Welcome to the first installment of the Truviso blog. Truviso is in the business of Data Analytics. It’s no secret that data analytics is a hot area in technology right now. And it’s no secret why.
Businesses of all sizes are faced with unprecedented amounts of information. As the world becomes increasingly interconnected through networks, every activity of every participant, whether a company, a department, or an individual user, generates streams of data that is crucial to their needs and goals; understanding and then quickly acting upon this information is the key to competitiveness and success across all industries.
The volumes of data that need to be analyzed are growing at a rate much faster than Moore’s Law and the other technology laws that in the past have allowed analytics systems to keep up. But, as the pace of business and interaction increases, the pressure for more immediate visibility has increased. These dual pressures – the growth of “big data” and the “need for speed” – have caused the traditional approaches to data management to break down. The result has been a tremendous acceleration of activity and innovation in Data Analytics.

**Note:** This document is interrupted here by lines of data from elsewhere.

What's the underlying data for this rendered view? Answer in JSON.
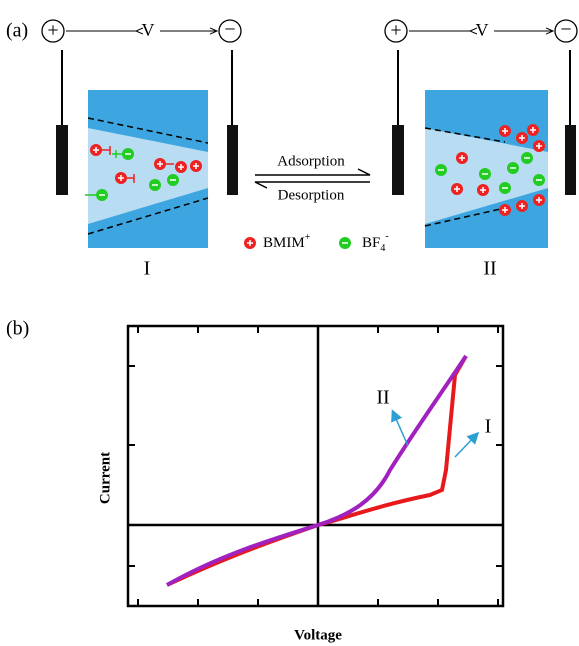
{
  "panel_a": {
    "label": "(a)",
    "left_cell": {
      "plus": "+",
      "minus": "−",
      "voltage": "V",
      "numeral": "I"
    },
    "right_cell": {
      "plus": "+",
      "minus": "−",
      "voltage": "V",
      "numeral": "II"
    },
    "forward": "Adsorption",
    "backward": "Desorption",
    "legend": {
      "cation": "BMIM",
      "cation_charge": "+",
      "anion": "BF",
      "anion_sub": "4",
      "anion_charge": "-"
    }
  },
  "panel_b": {
    "label": "(b)",
    "y_axis": "Current",
    "x_axis": "Voltage",
    "curve_labels": [
      "II",
      "I"
    ]
  }
}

Many emerging approaches are based on parallelizing the query engine. Data processing has been long known to be a great use case for parallelism. Teradata has been doing this for decades. More recently, companies have been exploiting commodity hardware, and increasingly commodity software to lower the cost of parallel database systems. At the same time, open source data parallel infrastructure such as Hadoop has been attracting a lot of interest as well. The problem with relying solely on parallelism is that it is really a “brute force” approach, and as such, with data volumes growing faster than hardware is improving – users of these systems are signing up for buying, managing, and powering an ever-growing complex of servers. Furthermore, parallelism doesn’t help with providing answers quickly – in fact, it makes low latency processing harder.

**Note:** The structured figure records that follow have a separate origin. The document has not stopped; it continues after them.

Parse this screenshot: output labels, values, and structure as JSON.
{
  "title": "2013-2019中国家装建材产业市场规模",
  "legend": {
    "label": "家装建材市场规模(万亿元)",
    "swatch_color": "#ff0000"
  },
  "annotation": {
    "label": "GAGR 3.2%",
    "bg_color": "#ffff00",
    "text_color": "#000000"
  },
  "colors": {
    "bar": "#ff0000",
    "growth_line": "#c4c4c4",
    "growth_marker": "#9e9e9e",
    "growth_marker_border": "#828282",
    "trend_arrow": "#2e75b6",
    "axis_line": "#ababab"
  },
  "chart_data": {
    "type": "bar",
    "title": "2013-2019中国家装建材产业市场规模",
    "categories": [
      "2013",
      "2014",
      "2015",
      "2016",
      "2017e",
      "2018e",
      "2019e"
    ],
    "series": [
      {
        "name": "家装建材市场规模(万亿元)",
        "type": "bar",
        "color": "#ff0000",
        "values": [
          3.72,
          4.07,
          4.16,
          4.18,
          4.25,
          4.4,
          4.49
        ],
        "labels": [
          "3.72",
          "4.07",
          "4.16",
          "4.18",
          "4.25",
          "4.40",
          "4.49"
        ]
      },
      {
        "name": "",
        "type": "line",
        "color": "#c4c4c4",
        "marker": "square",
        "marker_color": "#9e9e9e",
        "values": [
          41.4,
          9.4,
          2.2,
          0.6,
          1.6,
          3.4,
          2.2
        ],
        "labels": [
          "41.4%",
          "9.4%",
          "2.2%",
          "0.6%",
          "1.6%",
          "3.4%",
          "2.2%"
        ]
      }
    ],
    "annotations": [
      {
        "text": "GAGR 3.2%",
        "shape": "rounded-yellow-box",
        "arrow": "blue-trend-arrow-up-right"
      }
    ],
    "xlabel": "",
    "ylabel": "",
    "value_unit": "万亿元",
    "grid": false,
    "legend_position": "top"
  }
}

Solving the Data Analytics problem requires more than just using more hardware to run more copies of the same old query engine. Rather, what is required is a rethinking of how the query engine works in the first place. This is where Truviso comes in.
Truviso’s Continuous Analytics is a different way of analyzing data, one that is tuned for the challenging analytics workloads of network-centric businesses. As the name implies, Continuous Analytics is always on. Rather than saving up data, then storing it to disk, then starting to process it, Truviso takes advantage of the additive nature of data streams. Queries run continuously and as new data arrives it is pushed directly through the queries. Queries incrementally produce new results, which can then be immediately sent to dashboards, message buses or other applications, or can be stored in native tables for later access and reporting.
Continuous Analytics involves innovative stream processing technology, but is much more than that. Truviso has a unique “stream-relational” architecture in which streams and persistent tables are unified to provide a seamless mechanism for querying the present as well as the past. As a result, Truviso can solve the scalability problem for traditional reporting applications as well as enabling those applications to evolve into a more real-time mode of operation as business demands require and as business processes evolve.
That’s a quick overview of the underlying approach we are taking at Truviso.
Through this blog we will be describing our technology and its uses in more detail as well as looking at the evolving landscape of data analytics in general. It is exciting to be in such a fast moving and crucial area and we look forward to sharing the journey with you.